Tous nous avons été un jour ou l'autre confrontés au malheur, à la souffrance; ou à l'une ou l'autre des innombrables formes de mal : la maladie, la mort. Tous nous connaissons l'incroyable capacité de l'homme à faire du mal à son frère. Depuis Caïn tuant Abel jusqu'à la Shoah et les génocides contemporains, tous les temps ont été "des temps où l'homme a sur l'homme le pouvoir de lui faire du mal" (Quohélet 8 9). Tous nous nous sommes posé la même question : "Si Dieu existe, pourquoi cela ?"

Depuis qu'il y a des hommes dans la souffrance, le mal et le malheur, le dilemme ne cesse de les troubler : ou Dieu est tout-Puissant et il ne nous aime pas, ou il nous aime et il n'est pas tout-Puissant. Si Dieu existe et s'il est Amour, comme disent les chrétiens, pourquoi permet-il le mal et la souffrance ?

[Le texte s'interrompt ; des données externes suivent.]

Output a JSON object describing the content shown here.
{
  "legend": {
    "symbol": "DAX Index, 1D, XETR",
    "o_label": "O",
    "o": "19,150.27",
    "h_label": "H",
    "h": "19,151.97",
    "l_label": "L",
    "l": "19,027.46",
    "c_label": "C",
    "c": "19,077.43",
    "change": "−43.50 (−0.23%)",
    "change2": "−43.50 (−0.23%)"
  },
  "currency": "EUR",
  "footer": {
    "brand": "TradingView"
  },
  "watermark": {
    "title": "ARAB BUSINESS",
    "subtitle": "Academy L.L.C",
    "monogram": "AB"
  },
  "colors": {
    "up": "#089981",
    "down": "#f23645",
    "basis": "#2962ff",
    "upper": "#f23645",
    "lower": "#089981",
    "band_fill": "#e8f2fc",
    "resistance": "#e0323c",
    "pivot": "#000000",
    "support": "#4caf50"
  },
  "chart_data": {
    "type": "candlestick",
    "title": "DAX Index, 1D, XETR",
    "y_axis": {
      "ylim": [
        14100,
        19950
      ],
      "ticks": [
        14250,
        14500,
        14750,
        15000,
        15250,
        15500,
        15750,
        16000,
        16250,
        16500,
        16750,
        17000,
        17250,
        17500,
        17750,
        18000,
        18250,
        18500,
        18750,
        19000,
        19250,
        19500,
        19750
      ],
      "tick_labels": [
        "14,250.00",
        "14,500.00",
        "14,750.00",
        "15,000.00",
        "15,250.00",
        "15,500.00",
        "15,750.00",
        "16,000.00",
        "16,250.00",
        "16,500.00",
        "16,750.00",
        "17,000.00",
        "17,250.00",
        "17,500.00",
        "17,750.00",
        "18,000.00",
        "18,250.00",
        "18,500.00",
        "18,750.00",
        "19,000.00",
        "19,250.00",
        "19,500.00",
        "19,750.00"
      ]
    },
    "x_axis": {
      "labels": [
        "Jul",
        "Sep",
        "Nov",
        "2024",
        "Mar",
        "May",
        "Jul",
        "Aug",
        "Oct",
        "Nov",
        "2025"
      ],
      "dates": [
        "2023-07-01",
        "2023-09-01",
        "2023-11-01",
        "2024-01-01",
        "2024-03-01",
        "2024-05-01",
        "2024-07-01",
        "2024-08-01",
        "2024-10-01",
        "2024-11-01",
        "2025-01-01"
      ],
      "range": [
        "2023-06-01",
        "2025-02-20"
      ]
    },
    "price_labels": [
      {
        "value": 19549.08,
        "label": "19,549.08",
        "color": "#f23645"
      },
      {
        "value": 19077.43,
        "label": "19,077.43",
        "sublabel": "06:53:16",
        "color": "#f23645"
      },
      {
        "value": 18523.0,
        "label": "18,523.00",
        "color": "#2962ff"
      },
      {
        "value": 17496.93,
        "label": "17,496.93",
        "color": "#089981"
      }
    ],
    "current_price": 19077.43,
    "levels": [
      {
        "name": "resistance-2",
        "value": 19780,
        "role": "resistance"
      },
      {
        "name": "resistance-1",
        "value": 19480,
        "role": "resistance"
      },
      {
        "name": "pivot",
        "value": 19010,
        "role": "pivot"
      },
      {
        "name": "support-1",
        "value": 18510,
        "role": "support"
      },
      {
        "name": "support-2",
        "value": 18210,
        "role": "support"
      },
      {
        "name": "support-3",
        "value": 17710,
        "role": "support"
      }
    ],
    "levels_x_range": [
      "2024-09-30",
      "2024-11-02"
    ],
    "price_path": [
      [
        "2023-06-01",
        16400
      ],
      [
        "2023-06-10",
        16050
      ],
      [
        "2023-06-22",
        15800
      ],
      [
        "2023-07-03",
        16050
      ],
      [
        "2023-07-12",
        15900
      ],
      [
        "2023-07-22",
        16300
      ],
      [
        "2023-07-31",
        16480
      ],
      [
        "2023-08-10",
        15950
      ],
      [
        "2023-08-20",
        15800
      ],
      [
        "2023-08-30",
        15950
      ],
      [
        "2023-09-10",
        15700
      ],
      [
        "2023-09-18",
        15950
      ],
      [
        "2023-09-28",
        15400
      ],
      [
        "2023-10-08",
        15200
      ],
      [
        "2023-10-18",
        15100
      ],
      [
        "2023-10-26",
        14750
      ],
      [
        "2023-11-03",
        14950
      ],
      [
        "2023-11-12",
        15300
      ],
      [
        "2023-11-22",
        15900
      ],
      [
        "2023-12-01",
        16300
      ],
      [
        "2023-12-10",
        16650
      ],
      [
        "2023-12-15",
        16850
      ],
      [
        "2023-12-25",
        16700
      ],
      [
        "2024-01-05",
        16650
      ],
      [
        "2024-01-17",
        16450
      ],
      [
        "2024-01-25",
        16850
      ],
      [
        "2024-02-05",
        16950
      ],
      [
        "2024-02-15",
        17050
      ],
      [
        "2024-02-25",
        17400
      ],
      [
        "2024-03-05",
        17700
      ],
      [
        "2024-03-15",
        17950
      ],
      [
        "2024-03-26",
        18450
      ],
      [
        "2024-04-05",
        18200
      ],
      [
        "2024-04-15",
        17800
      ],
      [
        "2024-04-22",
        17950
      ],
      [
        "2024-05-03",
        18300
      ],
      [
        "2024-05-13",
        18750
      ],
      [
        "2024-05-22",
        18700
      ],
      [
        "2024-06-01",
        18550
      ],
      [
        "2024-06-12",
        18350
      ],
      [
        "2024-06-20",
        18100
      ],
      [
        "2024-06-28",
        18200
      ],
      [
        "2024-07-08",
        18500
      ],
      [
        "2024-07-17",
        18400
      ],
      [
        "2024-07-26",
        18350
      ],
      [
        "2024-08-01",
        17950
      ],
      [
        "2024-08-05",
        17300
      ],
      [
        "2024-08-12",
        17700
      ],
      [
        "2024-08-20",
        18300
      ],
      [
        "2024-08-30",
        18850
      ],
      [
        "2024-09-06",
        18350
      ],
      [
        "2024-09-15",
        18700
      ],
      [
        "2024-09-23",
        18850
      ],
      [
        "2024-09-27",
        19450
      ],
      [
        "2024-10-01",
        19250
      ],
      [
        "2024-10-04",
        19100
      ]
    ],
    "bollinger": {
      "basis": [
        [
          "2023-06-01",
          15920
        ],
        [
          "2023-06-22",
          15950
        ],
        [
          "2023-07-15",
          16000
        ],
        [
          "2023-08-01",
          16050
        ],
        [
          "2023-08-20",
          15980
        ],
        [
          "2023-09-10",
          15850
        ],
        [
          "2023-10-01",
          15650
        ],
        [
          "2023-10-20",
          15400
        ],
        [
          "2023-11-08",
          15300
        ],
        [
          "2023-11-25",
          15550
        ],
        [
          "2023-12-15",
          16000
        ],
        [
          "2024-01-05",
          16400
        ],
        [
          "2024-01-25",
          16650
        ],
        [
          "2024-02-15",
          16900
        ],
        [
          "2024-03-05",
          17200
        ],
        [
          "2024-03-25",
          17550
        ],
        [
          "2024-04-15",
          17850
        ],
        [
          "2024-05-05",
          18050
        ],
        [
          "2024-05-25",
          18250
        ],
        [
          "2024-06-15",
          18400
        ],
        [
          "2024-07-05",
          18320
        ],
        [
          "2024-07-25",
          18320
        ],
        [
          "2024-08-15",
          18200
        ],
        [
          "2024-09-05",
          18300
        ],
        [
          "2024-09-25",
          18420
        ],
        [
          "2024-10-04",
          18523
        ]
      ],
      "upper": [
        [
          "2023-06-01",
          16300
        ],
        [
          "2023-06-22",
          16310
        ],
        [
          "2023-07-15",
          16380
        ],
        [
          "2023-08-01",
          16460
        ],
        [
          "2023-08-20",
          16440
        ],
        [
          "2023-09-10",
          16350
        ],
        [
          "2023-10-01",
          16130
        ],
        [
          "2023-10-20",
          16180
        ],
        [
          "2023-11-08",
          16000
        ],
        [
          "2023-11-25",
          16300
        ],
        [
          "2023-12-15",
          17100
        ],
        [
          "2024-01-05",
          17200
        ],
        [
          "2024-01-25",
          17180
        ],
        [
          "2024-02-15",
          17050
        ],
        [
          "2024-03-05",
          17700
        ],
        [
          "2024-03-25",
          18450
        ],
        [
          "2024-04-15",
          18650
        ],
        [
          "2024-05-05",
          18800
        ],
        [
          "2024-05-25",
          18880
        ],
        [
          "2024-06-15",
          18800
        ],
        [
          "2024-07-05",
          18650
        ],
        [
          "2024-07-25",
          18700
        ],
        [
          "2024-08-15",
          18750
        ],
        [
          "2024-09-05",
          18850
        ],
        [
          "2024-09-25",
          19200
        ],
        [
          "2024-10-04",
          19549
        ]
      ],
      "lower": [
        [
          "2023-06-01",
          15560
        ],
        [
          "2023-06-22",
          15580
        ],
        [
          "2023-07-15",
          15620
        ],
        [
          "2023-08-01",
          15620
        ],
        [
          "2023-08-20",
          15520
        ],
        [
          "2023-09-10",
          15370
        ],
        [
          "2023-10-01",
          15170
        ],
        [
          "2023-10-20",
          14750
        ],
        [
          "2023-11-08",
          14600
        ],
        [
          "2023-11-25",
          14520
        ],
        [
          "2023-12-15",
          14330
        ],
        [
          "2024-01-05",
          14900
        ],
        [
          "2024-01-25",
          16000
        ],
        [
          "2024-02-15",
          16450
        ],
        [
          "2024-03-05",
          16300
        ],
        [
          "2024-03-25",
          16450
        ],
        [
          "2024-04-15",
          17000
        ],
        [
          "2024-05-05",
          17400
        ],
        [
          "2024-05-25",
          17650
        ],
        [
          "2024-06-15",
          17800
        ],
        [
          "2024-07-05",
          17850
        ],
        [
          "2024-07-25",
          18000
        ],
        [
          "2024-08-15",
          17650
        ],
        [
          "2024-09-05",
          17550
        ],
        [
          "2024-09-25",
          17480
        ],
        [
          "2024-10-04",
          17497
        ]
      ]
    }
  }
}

En réalité, Dieu fait le monde comme la mer les continents : en se retirant (Hölderlin). Dieu, en Jésus, abandonne toute Puissance et se range à nos côtés. Au début des évangiles, les récits des tentations donnent l'esprit qui animera Jésus toute sa vie. Il décide de n'échapper à rien de la condition humaine. Il s'est mis de notre côté avec nous, y compris dans le malheur, dans la souffrance et dans la mort. Il a lutté, guéri, converti, enlevé les péchés. Il n'a pas expliqué les raisons du mal, il l'a combattu par les seules armes de la vérité, de la liberté et de l'amour désarmé. Si le Christ s'était renié, il aurait eu la vie physique sauve, mais il se serait détruit intérieurement. En laissant sacrifier sa vie, il donne la primauté à l'esprit que la mort n'atteint pas.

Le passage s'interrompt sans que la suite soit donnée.